Os intermediários de crédito podem desempenhar um papel relevante no apoio aos consumidores, mas esse potencial é condicionado pelo reduzido conhecimento dos consumidores sobre a natureza e o âmbito do serviço prestado, nomeadamente daqueles que agem em nome de instituições mutuantes. 

Com vista a diminuir os custos de pesquisa, comparação e de mudança, a AdC apresenta um conjunto de 16 recomendações dirigidas ao legislador e ao Banco de Portugal.

A AdC recomenda ao legislador: 

• Assegurar a transposição da Diretiva (UE) 2023/2225 para o ordenamento jurídico nacional com a maior brevidade possível. 

• Promover a alteração do modelo do serviço de mudança de conta no sentido de o serviço passar a ser gerido, centralizadamente, por uma entidade independente. 
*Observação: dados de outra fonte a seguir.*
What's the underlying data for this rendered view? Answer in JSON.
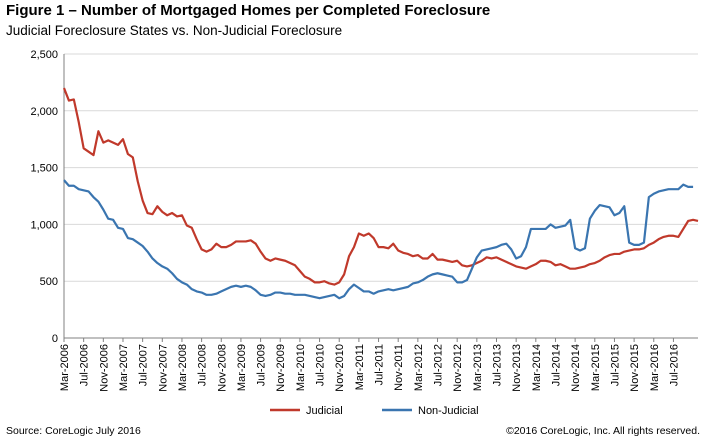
{
  "title": "Figure 1 – Number of Mortgaged Homes per Completed Foreclosure",
  "subtitle": "Judicial Foreclosure States vs. Non-Judicial Foreclosure",
  "footer": {
    "source": "Source: CoreLogic July 2016",
    "copyright": "©2016 CoreLogic, Inc. All rights reserved."
  },
  "chart_data": {
    "type": "line",
    "x_start": "Mar-2006",
    "x_end": "Jul-2016",
    "x_frequency": "monthly",
    "x_tick_labels": [
      "Mar-2006",
      "Jul-2006",
      "Nov-2006",
      "Mar-2007",
      "Jul-2007",
      "Nov-2007",
      "Mar-2008",
      "Jul-2008",
      "Nov-2008",
      "Mar-2009",
      "Jul-2009",
      "Nov-2009",
      "Mar-2010",
      "Jul-2010",
      "Nov-2010",
      "Mar-2011",
      "Jul-2011",
      "Nov-2011",
      "Mar-2012",
      "Jul-2012",
      "Nov-2012",
      "Mar-2013",
      "Jul-2013",
      "Nov-2013",
      "Mar-2014",
      "Jul-2014",
      "Nov-2014",
      "Mar-2015",
      "Jul-2015",
      "Nov-2015",
      "Mar-2016",
      "Jul-2016"
    ],
    "y_ticks": [
      "0",
      "500",
      "1,000",
      "1,500",
      "2,000",
      "2,500"
    ],
    "ylim": [
      0,
      2500
    ],
    "grid": "horizontal",
    "legend_position": "bottom",
    "series": [
      {
        "name": "Judicial",
        "color": "#c0392b",
        "values": [
          2200,
          2090,
          2100,
          1900,
          1670,
          1640,
          1610,
          1820,
          1720,
          1740,
          1720,
          1700,
          1750,
          1620,
          1590,
          1380,
          1210,
          1100,
          1090,
          1160,
          1110,
          1080,
          1100,
          1070,
          1080,
          990,
          970,
          870,
          780,
          760,
          780,
          830,
          800,
          800,
          820,
          850,
          850,
          850,
          860,
          830,
          760,
          700,
          680,
          700,
          690,
          680,
          660,
          640,
          590,
          540,
          520,
          490,
          490,
          500,
          480,
          470,
          490,
          560,
          720,
          800,
          920,
          900,
          920,
          880,
          800,
          800,
          790,
          830,
          770,
          750,
          740,
          720,
          730,
          700,
          700,
          740,
          690,
          690,
          680,
          670,
          680,
          640,
          630,
          640,
          660,
          680,
          710,
          700,
          710,
          690,
          670,
          650,
          630,
          620,
          610,
          630,
          650,
          680,
          680,
          670,
          640,
          650,
          630,
          610,
          610,
          620,
          630,
          650,
          660,
          680,
          710,
          730,
          740,
          740,
          760,
          770,
          780,
          780,
          790,
          820,
          840,
          870,
          890,
          900,
          900,
          890,
          960,
          1030,
          1040,
          1030
        ]
      },
      {
        "name": "Non-Judicial",
        "color": "#3a75b0",
        "values": [
          1390,
          1340,
          1340,
          1310,
          1300,
          1290,
          1240,
          1200,
          1130,
          1050,
          1040,
          970,
          960,
          880,
          870,
          840,
          810,
          760,
          700,
          660,
          630,
          610,
          570,
          520,
          490,
          470,
          430,
          410,
          400,
          380,
          380,
          390,
          410,
          430,
          450,
          460,
          450,
          460,
          450,
          420,
          380,
          370,
          380,
          400,
          400,
          390,
          390,
          380,
          380,
          380,
          370,
          360,
          350,
          360,
          370,
          380,
          350,
          370,
          430,
          470,
          440,
          410,
          410,
          390,
          410,
          420,
          430,
          420,
          430,
          440,
          450,
          480,
          490,
          510,
          540,
          560,
          570,
          560,
          550,
          540,
          490,
          490,
          510,
          610,
          710,
          770,
          780,
          790,
          800,
          820,
          830,
          780,
          700,
          720,
          800,
          960,
          960,
          960,
          960,
          1000,
          970,
          980,
          990,
          1040,
          790,
          770,
          790,
          1050,
          1120,
          1170,
          1160,
          1150,
          1080,
          1100,
          1160,
          840,
          820,
          820,
          840,
          1240,
          1270,
          1290,
          1300,
          1310,
          1310,
          1310,
          1350,
          1330,
          1330
        ]
      }
    ]
  }
}
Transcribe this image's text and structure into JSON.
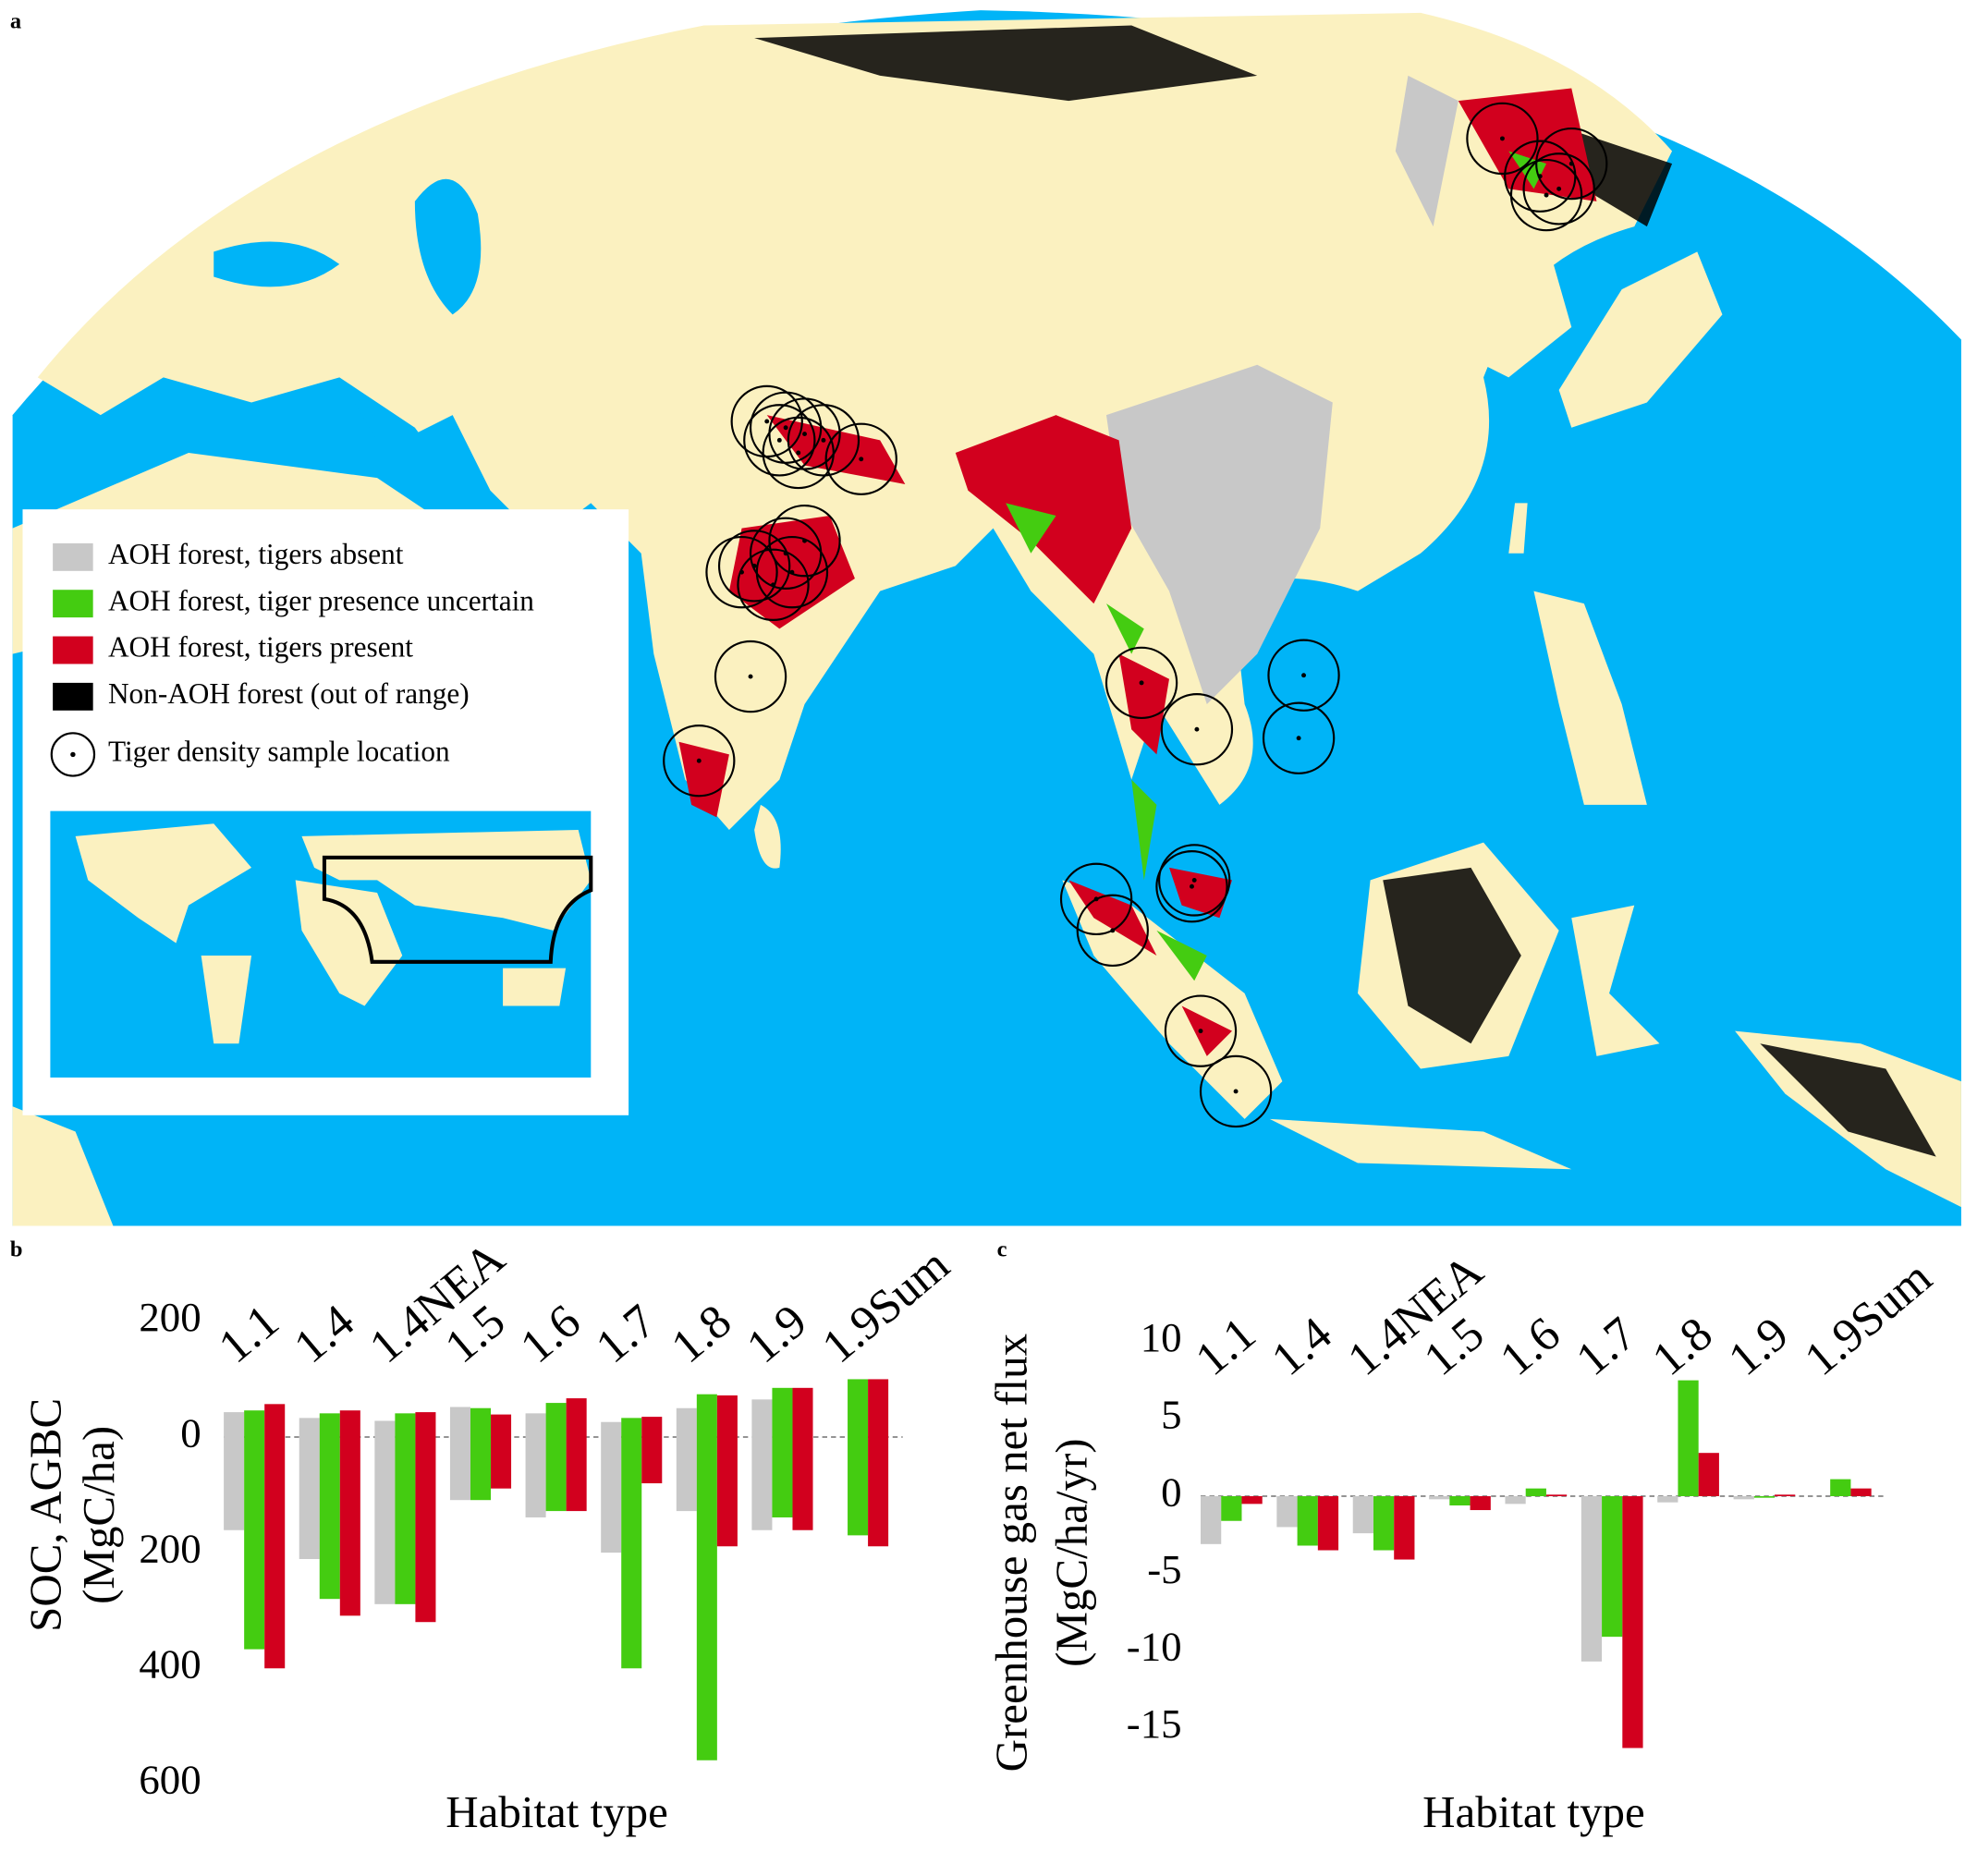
{
  "map": {
    "panel_label": "a",
    "legend": [
      "AOH forest, tigers absent",
      "AOH forest, tiger presence uncertain",
      "AOH forest, tigers present",
      "Non-AOH forest (out of range)",
      "Tiger density sample location"
    ],
    "legend_colors": [
      "#c8c8c8",
      "#44cc11",
      "#d2001e",
      "#000000"
    ]
  },
  "chart_data": [
    {
      "type": "bar",
      "panel_label": "b",
      "ylabel": [
        "SOC, AGBC",
        "(MgC/ha)"
      ],
      "xlabel": "Habitat type",
      "categories": [
        "1.1",
        "1.4",
        "1.4NEA",
        "1.5",
        "1.6",
        "1.7",
        "1.8",
        "1.9",
        "1.9Sum"
      ],
      "series": [
        {
          "name": "AOH forest, tigers absent",
          "color": "#c8c8c8",
          "values": [
            [
              43,
              -161
            ],
            [
              33,
              -211
            ],
            [
              28,
              -289
            ],
            [
              52,
              -109
            ],
            [
              41,
              -139
            ],
            [
              26,
              -200
            ],
            [
              50,
              -128
            ],
            [
              65,
              -161
            ],
            null
          ]
        },
        {
          "name": "AOH forest, tiger presence uncertain",
          "color": "#44cc11",
          "values": [
            [
              46,
              -367
            ],
            [
              41,
              -280
            ],
            [
              41,
              -289
            ],
            [
              50,
              -109
            ],
            [
              59,
              -128
            ],
            [
              33,
              -400
            ],
            [
              74,
              -559
            ],
            [
              85,
              -139
            ],
            [
              100,
              -170
            ]
          ]
        },
        {
          "name": "AOH forest, tigers present",
          "color": "#d2001e",
          "values": [
            [
              57,
              -400
            ],
            [
              46,
              -309
            ],
            [
              43,
              -320
            ],
            [
              39,
              -89
            ],
            [
              67,
              -128
            ],
            [
              35,
              -80
            ],
            [
              72,
              -189
            ],
            [
              85,
              -161
            ],
            [
              100,
              -189
            ]
          ]
        }
      ],
      "ylim": [
        -600,
        200
      ],
      "yticks": [
        200,
        0,
        {
          "value": -200,
          "label": "200"
        },
        {
          "value": -400,
          "label": "400"
        },
        {
          "value": -600,
          "label": "600"
        }
      ]
    },
    {
      "type": "bar",
      "panel_label": "c",
      "ylabel": [
        "Greenhouse gas net flux",
        "(MgC/ha/yr)"
      ],
      "xlabel": "Habitat type",
      "categories": [
        "1.1",
        "1.4",
        "1.4NEA",
        "1.5",
        "1.6",
        "1.7",
        "1.8",
        "1.9",
        "1.9Sum"
      ],
      "series": [
        {
          "color": "#c8c8c8",
          "values": [
            -3.1,
            -2.0,
            -2.4,
            -0.2,
            -0.5,
            -10.7,
            -0.4,
            -0.2,
            null
          ]
        },
        {
          "color": "#44cc11",
          "values": [
            -1.6,
            -3.2,
            -3.5,
            -0.6,
            0.5,
            -9.1,
            7.5,
            -0.1,
            1.1
          ]
        },
        {
          "color": "#d2001e",
          "values": [
            -0.5,
            -3.5,
            -4.1,
            -0.9,
            0.1,
            -16.3,
            2.8,
            0.1,
            0.5
          ]
        }
      ],
      "ylim": [
        -17,
        10.5
      ],
      "yticks": [
        10,
        5,
        0,
        -5,
        -10,
        -15
      ]
    }
  ]
}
• Nos casos de reembolso antecipado de contratos de crédito durante os períodos em que a taxa aplicável seja: i. com taxa variável, revogar a possibilidade de cobrança de comissão; ii. com taxa fixa, definir um valor máximo da comissão por escalões do período entre o reembolso antecipado e o fim da vigência do contrato. 
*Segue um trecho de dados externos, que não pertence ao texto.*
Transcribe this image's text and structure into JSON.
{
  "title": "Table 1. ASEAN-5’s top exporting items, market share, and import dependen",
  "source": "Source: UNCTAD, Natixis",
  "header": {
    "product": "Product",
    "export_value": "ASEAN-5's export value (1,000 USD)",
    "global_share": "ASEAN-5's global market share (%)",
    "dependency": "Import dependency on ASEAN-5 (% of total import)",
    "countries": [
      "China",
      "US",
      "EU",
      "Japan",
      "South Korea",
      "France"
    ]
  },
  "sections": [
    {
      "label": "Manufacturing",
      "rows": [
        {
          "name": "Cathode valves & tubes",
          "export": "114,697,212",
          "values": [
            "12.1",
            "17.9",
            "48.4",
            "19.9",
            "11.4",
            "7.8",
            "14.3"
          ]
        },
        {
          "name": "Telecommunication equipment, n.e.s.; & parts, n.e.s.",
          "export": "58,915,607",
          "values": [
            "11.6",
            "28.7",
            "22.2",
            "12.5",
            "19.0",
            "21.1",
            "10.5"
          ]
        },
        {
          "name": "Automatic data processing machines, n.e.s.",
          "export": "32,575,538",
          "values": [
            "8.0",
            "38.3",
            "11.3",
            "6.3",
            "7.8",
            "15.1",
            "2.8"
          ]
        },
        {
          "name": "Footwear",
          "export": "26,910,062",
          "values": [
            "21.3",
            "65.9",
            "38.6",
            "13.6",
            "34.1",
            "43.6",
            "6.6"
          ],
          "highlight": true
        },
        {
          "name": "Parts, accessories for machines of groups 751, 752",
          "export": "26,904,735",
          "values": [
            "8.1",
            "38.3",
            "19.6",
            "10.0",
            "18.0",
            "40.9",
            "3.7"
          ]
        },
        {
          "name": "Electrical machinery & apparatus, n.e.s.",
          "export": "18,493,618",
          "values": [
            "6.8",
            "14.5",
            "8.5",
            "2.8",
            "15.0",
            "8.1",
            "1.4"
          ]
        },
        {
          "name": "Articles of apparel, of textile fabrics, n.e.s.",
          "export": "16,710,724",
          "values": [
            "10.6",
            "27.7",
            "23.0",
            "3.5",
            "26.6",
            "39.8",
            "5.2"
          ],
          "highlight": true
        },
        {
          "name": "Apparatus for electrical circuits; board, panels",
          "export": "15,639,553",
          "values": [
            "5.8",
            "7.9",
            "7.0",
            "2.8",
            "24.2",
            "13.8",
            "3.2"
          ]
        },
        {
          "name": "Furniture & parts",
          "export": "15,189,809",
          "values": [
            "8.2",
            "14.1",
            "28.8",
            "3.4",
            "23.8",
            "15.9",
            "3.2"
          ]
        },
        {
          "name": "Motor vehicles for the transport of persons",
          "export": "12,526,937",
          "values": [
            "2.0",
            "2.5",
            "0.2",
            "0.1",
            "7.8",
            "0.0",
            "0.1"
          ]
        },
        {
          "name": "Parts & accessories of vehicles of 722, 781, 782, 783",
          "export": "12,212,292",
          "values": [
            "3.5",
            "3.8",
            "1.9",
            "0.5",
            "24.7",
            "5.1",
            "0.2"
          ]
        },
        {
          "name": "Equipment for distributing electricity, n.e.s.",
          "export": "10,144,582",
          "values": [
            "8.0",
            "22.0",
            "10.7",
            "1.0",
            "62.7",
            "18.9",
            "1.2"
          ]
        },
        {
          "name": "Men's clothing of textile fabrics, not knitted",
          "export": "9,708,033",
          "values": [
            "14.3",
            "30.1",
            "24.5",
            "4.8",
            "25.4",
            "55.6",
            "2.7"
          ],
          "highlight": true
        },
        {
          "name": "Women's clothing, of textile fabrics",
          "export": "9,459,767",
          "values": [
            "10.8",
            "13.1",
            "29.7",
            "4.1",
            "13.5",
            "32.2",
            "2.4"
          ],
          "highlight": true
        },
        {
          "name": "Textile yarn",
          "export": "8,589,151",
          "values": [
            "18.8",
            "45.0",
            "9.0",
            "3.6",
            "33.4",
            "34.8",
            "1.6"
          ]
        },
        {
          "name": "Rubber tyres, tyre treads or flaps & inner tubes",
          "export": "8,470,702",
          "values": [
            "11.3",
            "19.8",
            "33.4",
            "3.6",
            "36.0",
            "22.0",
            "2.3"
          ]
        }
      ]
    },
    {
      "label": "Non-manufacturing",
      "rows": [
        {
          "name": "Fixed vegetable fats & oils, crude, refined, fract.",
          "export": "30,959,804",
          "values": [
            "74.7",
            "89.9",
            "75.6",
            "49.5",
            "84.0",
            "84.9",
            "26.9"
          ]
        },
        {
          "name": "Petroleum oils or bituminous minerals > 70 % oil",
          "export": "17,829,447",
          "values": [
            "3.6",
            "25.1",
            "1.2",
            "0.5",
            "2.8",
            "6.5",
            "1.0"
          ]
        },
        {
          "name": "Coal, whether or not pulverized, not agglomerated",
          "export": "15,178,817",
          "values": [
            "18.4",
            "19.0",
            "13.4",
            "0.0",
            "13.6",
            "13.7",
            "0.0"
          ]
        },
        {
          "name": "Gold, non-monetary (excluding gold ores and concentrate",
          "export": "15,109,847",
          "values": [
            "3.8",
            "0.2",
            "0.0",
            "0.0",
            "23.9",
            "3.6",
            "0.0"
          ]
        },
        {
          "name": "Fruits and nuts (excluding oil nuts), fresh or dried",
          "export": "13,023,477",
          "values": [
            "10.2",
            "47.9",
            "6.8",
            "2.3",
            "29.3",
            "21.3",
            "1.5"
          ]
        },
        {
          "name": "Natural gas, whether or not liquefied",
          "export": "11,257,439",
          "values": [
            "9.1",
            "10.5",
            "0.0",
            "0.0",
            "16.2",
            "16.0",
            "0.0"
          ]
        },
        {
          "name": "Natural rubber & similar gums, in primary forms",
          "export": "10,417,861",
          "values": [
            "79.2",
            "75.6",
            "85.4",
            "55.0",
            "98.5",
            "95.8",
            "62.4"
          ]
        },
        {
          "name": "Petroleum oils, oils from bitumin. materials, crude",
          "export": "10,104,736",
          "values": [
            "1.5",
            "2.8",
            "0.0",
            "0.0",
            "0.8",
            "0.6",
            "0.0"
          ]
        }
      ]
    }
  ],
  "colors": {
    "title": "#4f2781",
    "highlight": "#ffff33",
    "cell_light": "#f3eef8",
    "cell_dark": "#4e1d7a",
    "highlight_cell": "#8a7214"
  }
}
• Impor a obrigatoriedade de os intermediários de crédito disponibilizarem informação clara sobre a sua política de remuneração e as instituições de crédito com quem trabalham. 

• Garantir que a remuneração dos intermediários de crédito vinculados e a título acessório esteja sujeita aos limites já previstos no regime jurídico dos intermediários de crédito aplicáveis aos trabalhadores afetos à prestação de serviços de consultoria. 

• Assegurar que a informação disponibilizada pelos mutuantes aos intermediários de crédito coincide com a informação que essas entidades apresentariam aos consumidores, caso fossem diretamente contactadas por eles. 

E ao Banco de Portugal: 

• Reforçar a harmonização terminológica, identificando termos relevantes para os consumidores e desenvolvendo definições padronizadas. 

• Reforçar as capacidades funcional e informativa do “Comparador de comissões”. 

• Ponderar o alargamento do âmbito do “Comparador de comissões” a produtos de poupança. 

• Estabelecer a obrigação de os bancos disponibilizarem aos consumidores uma tabela padronizada com a informação mais relevante sobre cada produto de crédito. 

• Definir indicadores de consciencialização e satisfação dos consumidores relativamente ao serviço de mudança de conta, bem como metas anuais a cumprir pelas instituições de crédito. 

• Avaliar os custos e benefícios de alargar o âmbito do serviço de mudança de conta ao redireccionamento temporário de pagamentos e à transferência de contas de depósito a prazo e de contas poupança. 

• Avaliar os custos e benefícios de implementar soluções de portabilidade nacional da identificação bancária dos consumidores. 

• Estabelecer a obrigação de os intermediários de crédito informarem os consumidores sobre o número de propostas coligidas, a identificação das instituições que as elaboraram e os critérios de seleção das propostas apresentadas. 

• Avaliar os custos e benefícios da introdução de limites temporais à aplicação de requisitos associados à contratação de produtos ou serviços bancários acessórios. 

• Definir obrigações de informação aplicáveis às contas pacote e às ofertas combinadas, incluindo a eventual disponibilização de um indicador padronizado do custo total das ofertas agregadas.

A consulta pública

A AdC submete a consulta pública o estudo Mobilidade dos consumidores na banca a retalho em Portugal, convidando todos os interessados a submeter comentários e/ou exposições à AdC, no prazo de 15 dias úteis (até 5 de março de 2026), para o endereço eletrónico consultapublica@concorrencia.pt.

Na resposta ao presente pedido, solicita-se que, atento o regime legal de acesso a informação administrativa e o regime legal de proteção de dados pessoais, queiram identificar as informações que considerem confidenciais, designadamente por conterem segredos de negócio ou dados pessoais, juntando, sendo caso disso, uma cópia não confidencial expurgada desses elementos confidenciais e respetiva fundamentação da confidencialidade.